Iraq memorably won the 2007 Asian Cup, beating Australia along the way, but have not quite hit the same heights since, though with constant reports of player unrest this is perhaps not a surprise.
The Desert Foxes didn't top their group. That honour went to Jordan and the next few months will show how good Asia's most improved team in recent times - coached by Iraqi legend Adnan Hamad - really are. They have given Japan problems in the past but like the other team in the group, Oman, tricky in Muscat, much less so away, would be delighted to finish third.
While it is difficult to imagine anything other than a top two finish for the twin titans of Group B, the other pot looks to be much more open; Uzbekistan can be thanked for that.
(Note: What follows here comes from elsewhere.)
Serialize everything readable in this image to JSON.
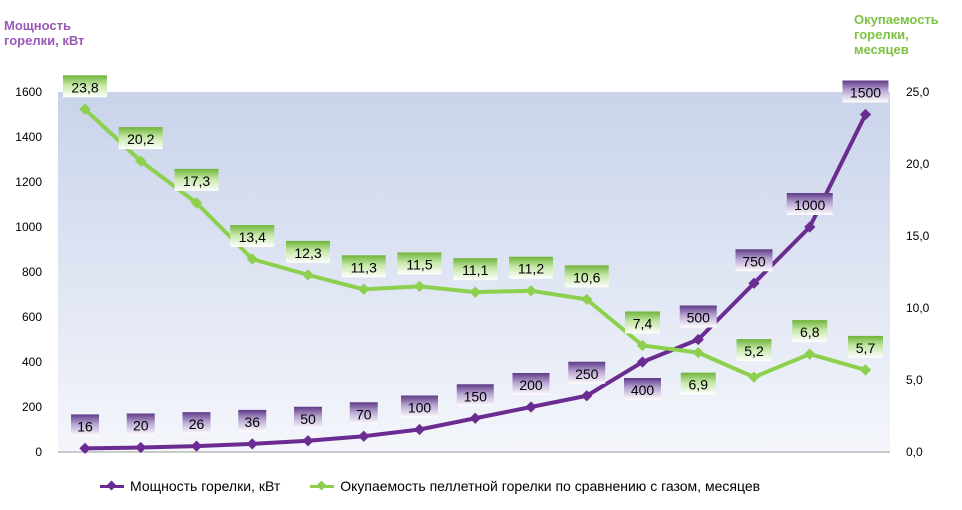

Japan and Australia may not be delighted to see each other again but both will be happy to miss the Central Asians, especially Japan who struggled against the team home and away in the penultimate stage. Uzbekistan are knocking on the door that houses Asia's top teams.
There is a hope for Korea and Iran in that the Uzbeks have been doing that for some time but when the crunch comes, the team just can't take that final step. Since the Soviet Union collapsed, Uzbekistan have tried to qualify for the World Cup four times. Four times they reached the final round but still they are waiting for a first appearance on the global stage.
Korea always qualify, well at least they have every time since 1986. There was some sense of relief that they missed Japan but not too much as the prospect of another trip to Tehran is hardly an enticing one. This rivalry with Iran is an unusual one in Asian football in that it is, like Australia and Japan, purely about football. The two nations at either end of the giant continent have met at the quarter-final stage of every Asian Cup since 1996. They also played each other in qualification for the last World Cup. Both ended 1-1 and both had late equalisers from Park Ji-Sung.
The Manchester United man has retired from international football while former Manchester United assistant manager Carlos Queiroz steered Team Melli through the last round with ease. "I think we have a good chance," said the ex-Real Madrid boss. "We have a good team, we have good players but the most important thing now is the preparation plan to support our goals and our dreams on this road to the World Cup 2014. This is what we need to concentrate on now and that's what we need to focus on, to prepare the Iranian national team."
Korea will be looking to erase memories of their uncertain performances in the penultimate stage that saw Asia's most successful World Cup team lose in Lebanon. That cost Cho Kwang-Rae his job, but fans and media alike are feeling a little more confident in replacement Choi Kang-Hee. Being drawn against Lebanon again will give the players a chance to exact some measure of revenge.
It is difficult to see the Cedars, in the final round for the first time, managing to finish in the top three, never mind the automatic places but Qatar will be aiming to do so. The 2022 hosts are desperate to qualify for the competition before it comes to their shores ten years from now.
This is as good a chance as they will have, for there are always uncertainties in Asia. The three games in the first half of June have teams racing around the continent. Australia are in Oman on June 8 and then host Japan four days later.
You have to move fast in this fast-moving continent or you get left behind. The only time you don't is when you drop out of the top seeds but still get a group that is, just, more to your liking. Perhaps Zac knew after all.